Sitting immediately behind the witness stand, Valentina Khramtsova, his widowed mother, is also weeping. She is dressed completely in black. Gorbacheva cannot fail to see her. Next to her is Olga Milovidova, her face hidden in a handkerchief, her shoulders like two sharp humps, but nevertheless holding back her tears in order not to disturb the court. All the plaintiffs know they must not anger the judge, since she could simply have the court cleared and they would have to stand outside for several trying hours. Olga is in the seventh month of pregnancy. Her fourteen-year-old daughter, Nina, died in the audience at Nord-Ost. Olga had bought the ticket for her. “Why do you keep trying to humiliate us?” shouts Tatyana Karpova, the late Alexander Karpov’s mother, wife of Sergey. “How have we deserved that?” Danila Chernetsov, a Moscow student asphyxiated by the gas, was twenty-one years old and earning a little money in the evenings at Nord-Ost as an usher. His mother, Zoya Chernetsova, gets up and walks out of the courtroom. Outside the door she can be heard wailing. “I was looking forward to grandchildren,” she cries. Her son’s pregnant young widow had a miscarriage nine days after his funeral. “And now I have a court case where I’m insulted to my face.”

There is such a lack of decent legal tradition in this land of ours. We all know Judge Gorbacheva’s situation. Those who employ her consider that they, rather than we taxpayers, are paying her salary. They could remove her and the privileges of her office, which do make life easier for her than for an ordinary citizen on a low income. Let us suppose there is nothing she can do other than reject every one of the unfortunate victims’ demands.

But why does she have to be so rude? What need is there for all this derision, all these insults? Does she just enjoy kicking those who are already down? Who is Judge Gorbacheva, anyway, standing so zealously in defense of the interests of Moscow’s municipal exchequer?

Do you think anyone wrote in these terms in the state-controlled press or spoke in this way about the Nord-Ost hearings on state-controlled television? Some hope! Day after day the media informed citizens that the government supported Judge Gorbacheva in her defense of the interests of the state, which take priority over personal needs.

Such is our new Russian ideology, Putin’s ideology. And there is no getting away from the truth that it was first tried out in Chechnya. It was precisely at the time of Putin’s ascent to the Kremlin throne, amid the din of the bombing at the beginning of the second Chechen war, that Russian society made a tragic, immoral error because of its traditional unwillingness to think clearly. Our society ignored what was really going on in Chechnya, the fact that the bombing was not of terrorists’ camps but of cities and villages, and that hundreds of innocent people were being killed. It was then that most people living in Chechnya felt, as they still feel, the diabolical hopelessness of their situation—when, taking away their children, fathers, and brothers to who knows where and for who knows why, the military and civilian authorities said baldly (and still say), “Stop whining. Just accept that this is what the higher interests of the war on terrorism require.”
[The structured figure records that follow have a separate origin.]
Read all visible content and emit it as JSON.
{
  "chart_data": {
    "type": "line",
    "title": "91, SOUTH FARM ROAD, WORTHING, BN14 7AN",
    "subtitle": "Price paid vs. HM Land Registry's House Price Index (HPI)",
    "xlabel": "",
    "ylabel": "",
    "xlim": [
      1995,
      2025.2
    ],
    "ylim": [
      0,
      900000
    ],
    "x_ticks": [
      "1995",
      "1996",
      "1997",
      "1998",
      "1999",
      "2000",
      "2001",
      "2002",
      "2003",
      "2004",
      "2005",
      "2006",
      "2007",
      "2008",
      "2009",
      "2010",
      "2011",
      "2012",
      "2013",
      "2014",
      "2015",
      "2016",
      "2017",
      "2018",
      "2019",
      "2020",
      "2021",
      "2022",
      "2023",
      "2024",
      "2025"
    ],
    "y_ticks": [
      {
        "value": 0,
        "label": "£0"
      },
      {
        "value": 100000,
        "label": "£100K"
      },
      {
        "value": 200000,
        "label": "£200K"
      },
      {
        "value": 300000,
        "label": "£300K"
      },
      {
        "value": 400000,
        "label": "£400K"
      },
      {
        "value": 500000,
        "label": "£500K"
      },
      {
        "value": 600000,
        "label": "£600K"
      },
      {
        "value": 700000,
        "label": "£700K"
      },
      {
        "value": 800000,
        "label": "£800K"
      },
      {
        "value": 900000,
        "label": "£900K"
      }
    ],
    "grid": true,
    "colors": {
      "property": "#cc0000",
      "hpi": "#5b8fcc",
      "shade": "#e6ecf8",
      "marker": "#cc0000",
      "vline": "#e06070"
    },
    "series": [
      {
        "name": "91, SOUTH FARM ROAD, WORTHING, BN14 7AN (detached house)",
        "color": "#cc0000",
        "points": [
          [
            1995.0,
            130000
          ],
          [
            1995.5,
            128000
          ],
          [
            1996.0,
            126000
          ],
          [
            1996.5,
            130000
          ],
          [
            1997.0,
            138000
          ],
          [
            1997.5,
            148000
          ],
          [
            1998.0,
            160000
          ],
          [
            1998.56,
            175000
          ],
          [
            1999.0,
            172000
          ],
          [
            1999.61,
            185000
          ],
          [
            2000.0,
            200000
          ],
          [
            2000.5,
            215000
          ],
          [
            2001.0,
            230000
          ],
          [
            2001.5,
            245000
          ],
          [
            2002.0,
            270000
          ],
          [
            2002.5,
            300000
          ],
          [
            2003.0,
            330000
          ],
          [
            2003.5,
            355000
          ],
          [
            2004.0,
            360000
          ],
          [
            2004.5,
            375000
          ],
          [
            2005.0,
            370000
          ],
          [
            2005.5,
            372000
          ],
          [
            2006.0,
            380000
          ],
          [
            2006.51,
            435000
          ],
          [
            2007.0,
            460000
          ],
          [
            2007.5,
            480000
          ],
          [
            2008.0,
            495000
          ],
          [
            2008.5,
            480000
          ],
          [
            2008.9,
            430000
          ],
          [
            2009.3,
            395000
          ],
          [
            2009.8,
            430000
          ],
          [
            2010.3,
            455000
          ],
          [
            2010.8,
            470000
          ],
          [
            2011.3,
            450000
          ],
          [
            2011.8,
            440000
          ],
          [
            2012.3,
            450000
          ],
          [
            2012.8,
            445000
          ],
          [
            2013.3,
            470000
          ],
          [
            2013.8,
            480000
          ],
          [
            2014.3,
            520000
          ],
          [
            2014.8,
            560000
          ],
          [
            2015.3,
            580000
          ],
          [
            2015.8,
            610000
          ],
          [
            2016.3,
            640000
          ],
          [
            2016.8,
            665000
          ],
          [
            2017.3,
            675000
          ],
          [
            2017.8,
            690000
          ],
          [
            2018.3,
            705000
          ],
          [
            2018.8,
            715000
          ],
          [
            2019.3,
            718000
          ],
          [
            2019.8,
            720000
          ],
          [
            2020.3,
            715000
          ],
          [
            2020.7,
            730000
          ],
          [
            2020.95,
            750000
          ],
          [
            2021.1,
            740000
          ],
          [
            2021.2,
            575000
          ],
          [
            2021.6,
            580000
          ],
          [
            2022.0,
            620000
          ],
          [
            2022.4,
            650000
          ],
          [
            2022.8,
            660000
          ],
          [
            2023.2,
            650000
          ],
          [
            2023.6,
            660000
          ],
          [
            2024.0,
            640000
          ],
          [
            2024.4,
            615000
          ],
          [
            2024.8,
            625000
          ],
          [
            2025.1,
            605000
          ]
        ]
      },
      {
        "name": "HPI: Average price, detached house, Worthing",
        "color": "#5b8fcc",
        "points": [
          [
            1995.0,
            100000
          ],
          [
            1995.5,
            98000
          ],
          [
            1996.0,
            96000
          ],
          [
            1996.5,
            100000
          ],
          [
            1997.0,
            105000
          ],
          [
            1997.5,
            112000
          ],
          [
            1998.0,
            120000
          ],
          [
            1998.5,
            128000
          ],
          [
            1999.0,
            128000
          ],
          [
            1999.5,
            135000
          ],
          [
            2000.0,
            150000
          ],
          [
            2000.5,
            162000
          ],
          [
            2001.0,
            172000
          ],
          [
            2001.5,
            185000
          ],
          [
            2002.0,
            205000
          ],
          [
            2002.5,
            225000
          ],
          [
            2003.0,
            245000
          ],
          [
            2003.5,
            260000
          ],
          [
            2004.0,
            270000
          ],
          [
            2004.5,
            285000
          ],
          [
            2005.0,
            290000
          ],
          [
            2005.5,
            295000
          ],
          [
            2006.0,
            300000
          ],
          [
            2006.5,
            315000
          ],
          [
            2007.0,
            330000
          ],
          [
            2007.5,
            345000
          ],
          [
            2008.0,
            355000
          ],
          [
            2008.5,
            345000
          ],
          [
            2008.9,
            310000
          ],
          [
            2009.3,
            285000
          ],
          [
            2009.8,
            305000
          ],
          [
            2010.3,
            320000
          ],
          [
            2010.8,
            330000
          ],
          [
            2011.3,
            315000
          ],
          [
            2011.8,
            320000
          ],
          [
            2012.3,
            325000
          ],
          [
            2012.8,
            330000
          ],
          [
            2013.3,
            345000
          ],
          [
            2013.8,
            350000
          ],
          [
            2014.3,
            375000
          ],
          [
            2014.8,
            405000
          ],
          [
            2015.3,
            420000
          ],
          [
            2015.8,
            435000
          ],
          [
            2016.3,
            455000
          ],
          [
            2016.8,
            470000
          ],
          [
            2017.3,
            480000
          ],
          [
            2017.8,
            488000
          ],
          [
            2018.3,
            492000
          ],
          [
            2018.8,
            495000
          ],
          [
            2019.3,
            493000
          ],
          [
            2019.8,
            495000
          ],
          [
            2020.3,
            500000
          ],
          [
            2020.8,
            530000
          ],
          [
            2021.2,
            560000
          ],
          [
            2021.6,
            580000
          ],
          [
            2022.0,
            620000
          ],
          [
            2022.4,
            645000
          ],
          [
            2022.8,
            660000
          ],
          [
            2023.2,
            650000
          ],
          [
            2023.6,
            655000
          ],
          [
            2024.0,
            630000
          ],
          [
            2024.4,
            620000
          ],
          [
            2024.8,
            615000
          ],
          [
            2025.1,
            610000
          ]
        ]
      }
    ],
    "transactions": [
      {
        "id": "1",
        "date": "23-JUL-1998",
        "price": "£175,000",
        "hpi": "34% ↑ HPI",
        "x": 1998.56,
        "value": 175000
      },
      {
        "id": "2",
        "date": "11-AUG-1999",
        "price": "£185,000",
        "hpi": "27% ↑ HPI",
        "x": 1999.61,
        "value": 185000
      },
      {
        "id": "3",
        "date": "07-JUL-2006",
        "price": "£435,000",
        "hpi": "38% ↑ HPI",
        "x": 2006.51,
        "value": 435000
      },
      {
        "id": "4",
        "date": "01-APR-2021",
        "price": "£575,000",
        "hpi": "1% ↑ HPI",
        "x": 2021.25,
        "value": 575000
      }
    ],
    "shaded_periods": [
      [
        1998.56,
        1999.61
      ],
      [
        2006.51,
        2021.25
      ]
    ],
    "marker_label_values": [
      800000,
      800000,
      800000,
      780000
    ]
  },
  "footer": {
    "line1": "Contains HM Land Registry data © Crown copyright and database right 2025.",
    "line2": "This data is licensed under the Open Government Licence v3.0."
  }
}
For three years Russian society kept quiet. The vast majority of citizens tacitly condoned the behavior in Chechnya and ignored those who predicted that it would come back to haunt them: a government that has acted like this in one part of the country would not stop there.

The Nord-Ost victims and the families of those who died are being abused in exactly the same way. “Stop whining,” they are told. “This had to be done. Society’s interests come before personal interests.”

Well, perhaps the government is behaving a little better, some 50,000 to 100,000 rubles better, toward them, since this time it has managed, at least, to pay for the funerals.

What about the reaction of the Russian people?Not much sympathy has been forthcoming—sympathy as a politically significant impulse that the government could not afford to ignore. Quite the opposite, in fact. A depraved society wants comfort and peace and quiet, and doesn’t mind if the cost is other people’s lives. Citizens run away from the Nord-Ost tragedy and would rather believe the state’s brainwashing machine than face the reality.